Feministas negras na TV aberta: o feminismo que alcança mainha! – Por Lorena Lacerda

Uma vez eu debati com uma amiga o fato dela achar errado ou incoerente militantes, feministas, pessoas de esquerda e intelectuais negras irem dar entrevista na Globo. Para ela, era incoerente gritar “Globo golpista” nas ruas e depois ir lá no Programa da Fátima Bernardes falar sobre racismo, feminismo, LGBTfobia e várias outras opressões.

Por Lorena Lacerda, do SoteroPreta

Pois bem, eu não concordei com ela. A Globo é uma rede de televisão e é concessão pública, ou seja, ela passa por um processo licitatório para ir ao ar, precisa cumprir regras em relação a sua programação dentro dos parâmetros da constituição e tem por obrigação representar a sociedade brasileira.

E, por falar em representar, sabemos muito bem que os programas de televisão e novelas são, em sua maioria, protagonizados e roteirizados por pessoas brancas, o que não garante a pluralidade do Brasil. Portanto, não vejo problema algum em feministas negras ocuparem espaços que estão lá para serem ocupados, pois, como foi dito, as emissoras de televisão tem por obrigação representar à diversidade e suas demandas. E, dentre essas demandas, temos o feminismo e o racismo para serem tratados com urgência.
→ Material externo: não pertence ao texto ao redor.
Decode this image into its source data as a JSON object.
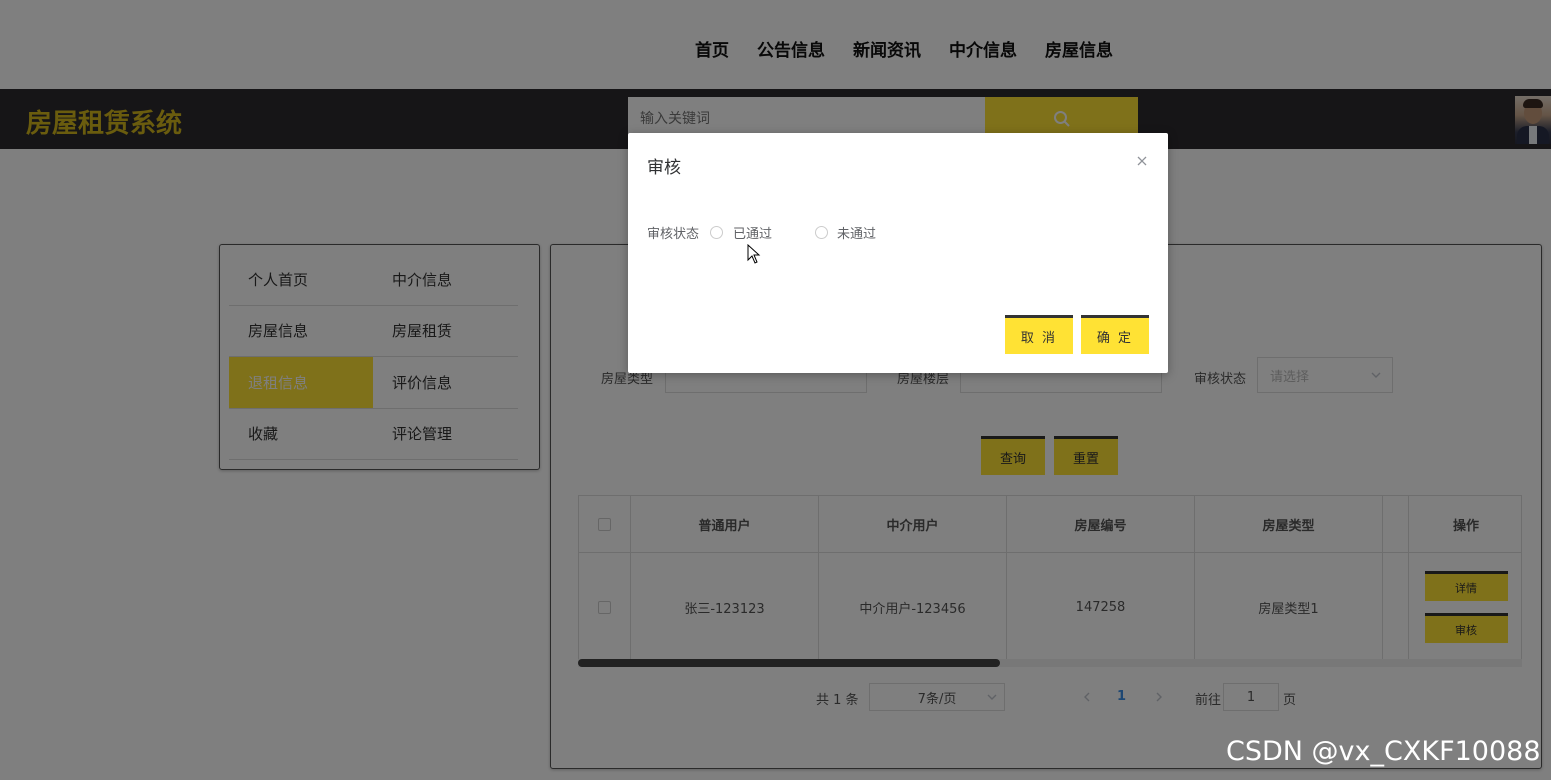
{
  "topnav": {
    "items": [
      "首页",
      "公告信息",
      "新闻资讯",
      "中介信息",
      "房屋信息"
    ]
  },
  "header": {
    "brand": "房屋租赁系统",
    "search_placeholder": "输入关键词"
  },
  "sidebar": {
    "items": [
      "个人首页",
      "中介信息",
      "房屋信息",
      "房屋租赁",
      "退租信息",
      "评价信息",
      "收藏",
      "评论管理"
    ],
    "active": "退租信息"
  },
  "filters": {
    "house_type_label": "房屋类型",
    "house_floor_label": "房屋楼层",
    "review_status_label": "审核状态",
    "review_status_placeholder": "请选择",
    "query_label": "查询",
    "reset_label": "重置"
  },
  "table": {
    "columns": [
      "普通用户",
      "中介用户",
      "房屋编号",
      "房屋类型",
      "操作"
    ],
    "rows": [
      {
        "user": "张三-123123",
        "agent": "中介用户-123456",
        "house_no": "147258",
        "house_type": "房屋类型1"
      }
    ],
    "actions": {
      "detail": "详情",
      "review": "审核"
    }
  },
  "pagination": {
    "total": "共 1 条",
    "page_size": "7条/页",
    "current": "1",
    "goto_label": "前往",
    "goto_value": "1",
    "page_unit": "页"
  },
  "dialog": {
    "title": "审核",
    "field_label": "审核状态",
    "options": [
      "已通过",
      "未通过"
    ],
    "cancel_label": "取 消",
    "confirm_label": "确 定"
  },
  "watermark": "CSDN @vx_CXKF10088",
  "colors": {
    "accent": "#ffe234",
    "header_bg": "#2d2a2e",
    "brand": "#d4b81c",
    "link": "#3a8ee6"
  }
}
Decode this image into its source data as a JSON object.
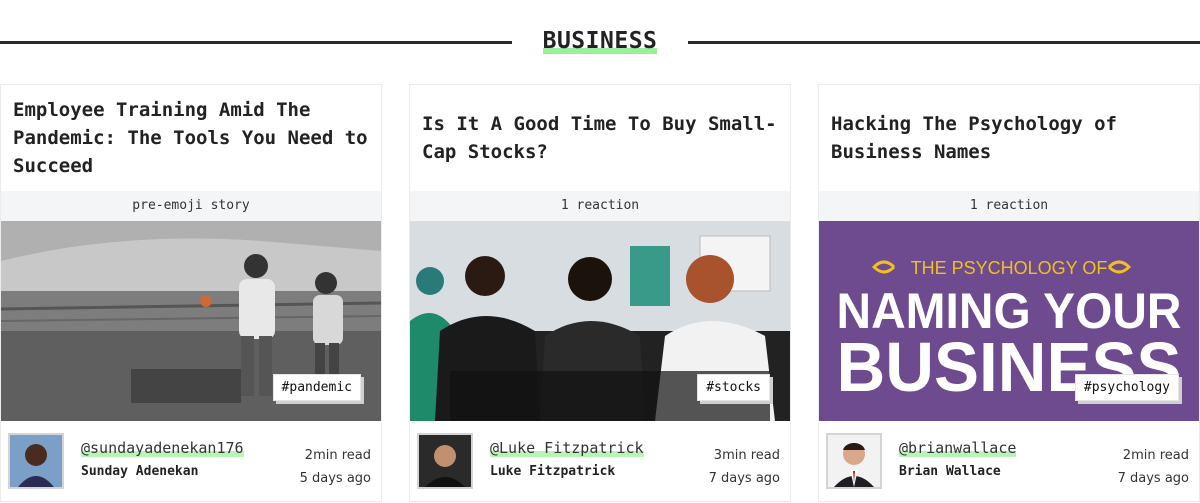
{
  "section": {
    "title": "BUSINESS"
  },
  "cards": [
    {
      "title": "Employee Training Amid The Pandemic: The Tools You Need to Succeed",
      "reactions": "pre-emoji story",
      "tag": "#pandemic",
      "author": {
        "handle": "@sundayadenekan176",
        "name": "Sunday Adenekan"
      },
      "read_time": "2min read",
      "posted": "5 days ago"
    },
    {
      "title": "Is It A Good Time To Buy Small-Cap Stocks?",
      "reactions": "1 reaction",
      "tag": "#stocks",
      "author": {
        "handle": "@Luke Fitzpatrick",
        "name": "Luke Fitzpatrick"
      },
      "read_time": "3min read",
      "posted": "7 days ago"
    },
    {
      "title": "Hacking The Psychology of Business Names",
      "reactions": "1 reaction",
      "tag": "#psychology",
      "image_text": {
        "line1": "THE PSYCHOLOGY OF",
        "line2": "NAMING YOUR",
        "line3": "BUSINESS"
      },
      "author": {
        "handle": "@brianwallace",
        "name": "Brian Wallace"
      },
      "read_time": "2min read",
      "posted": "7 days ago"
    }
  ],
  "colors": {
    "highlight": "#9af09a",
    "rule": "#2b2b2b",
    "purple": "#6e4a8e"
  }
}
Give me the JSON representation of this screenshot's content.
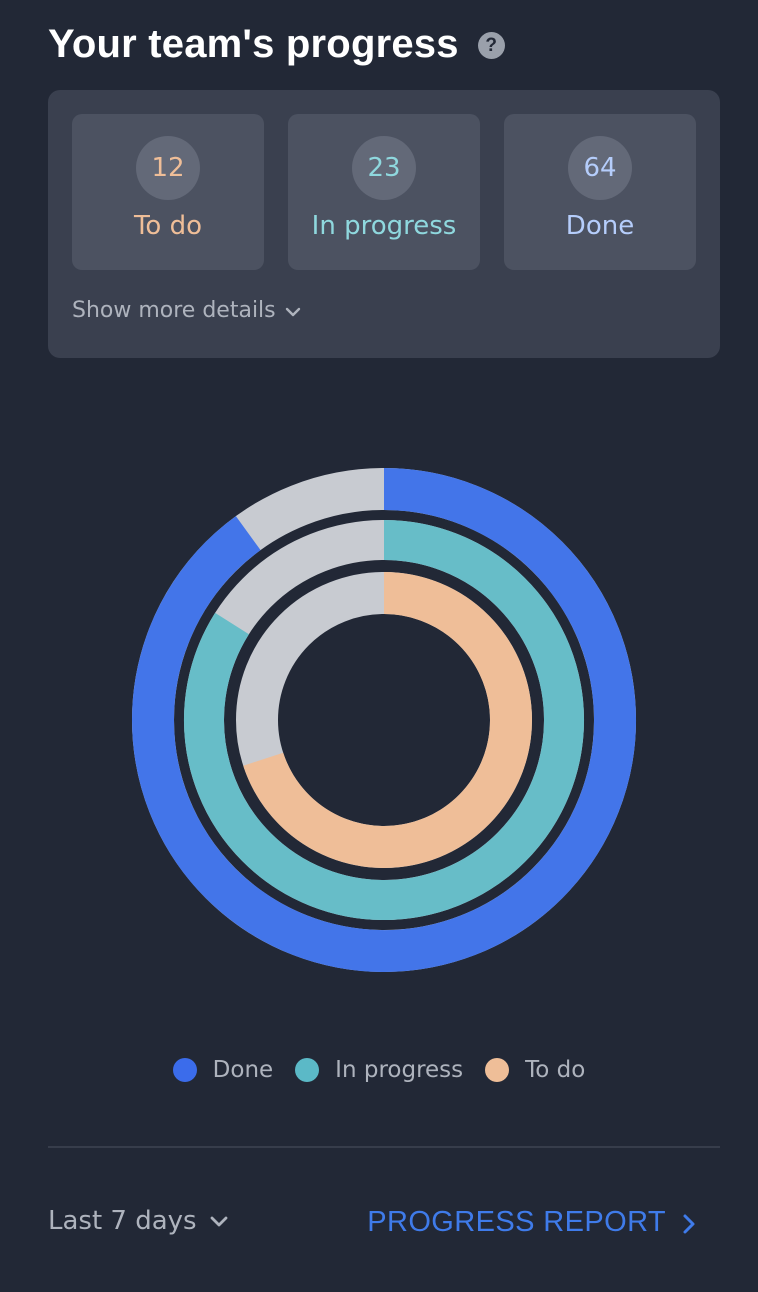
{
  "header": {
    "title": "Your team's progress",
    "help_icon": "question-circle-icon"
  },
  "summary": {
    "cards": [
      {
        "count": "12",
        "label": "To do",
        "color": "#EFBE98"
      },
      {
        "count": "23",
        "label": "In progress",
        "color": "#8FD8DE"
      },
      {
        "count": "64",
        "label": "Done",
        "color": "#B5CDFB"
      }
    ],
    "show_more_label": "Show more details",
    "show_more_icon": "chevron-down-icon"
  },
  "chart_data": {
    "type": "radial-progress",
    "track_color": "#C8CBD1",
    "series": [
      {
        "name": "Done",
        "fraction": 0.9,
        "color": "#4375E9"
      },
      {
        "name": "In progress",
        "fraction": 0.84,
        "color": "#67BDC8"
      },
      {
        "name": "To do",
        "fraction": 0.7,
        "color": "#EFBE98"
      }
    ]
  },
  "legend": [
    {
      "label": "Done",
      "color": "#3B6CEB"
    },
    {
      "label": "In progress",
      "color": "#5BB9C7"
    },
    {
      "label": "To do",
      "color": "#EFBE98"
    }
  ],
  "footer": {
    "range_label": "Last 7 days",
    "range_icon": "chevron-down-icon",
    "report_label": "PROGRESS REPORT",
    "report_icon": "chevron-right-icon",
    "link_color": "#3F7BEA"
  }
}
Culpar ou cobrar coerência de mulheres negras porque elas foram à Globo, é ser no mínimo ridículo e, dependendo dos autores, é racista e machista. Muitas dessas críticas e acusações partiram de pessoas de esquerda e feministas brancas. Mais uma vez, malhando mulheres negras feministas e intelectuais. O racismo e o machismo da esquerda já estão mais do que escancarados: sempre que as pretas avançam no debate e tem um alcance grande de público, vocês, ditos de esquerda, desqualificam esses avanços que, são necessários e urgentes.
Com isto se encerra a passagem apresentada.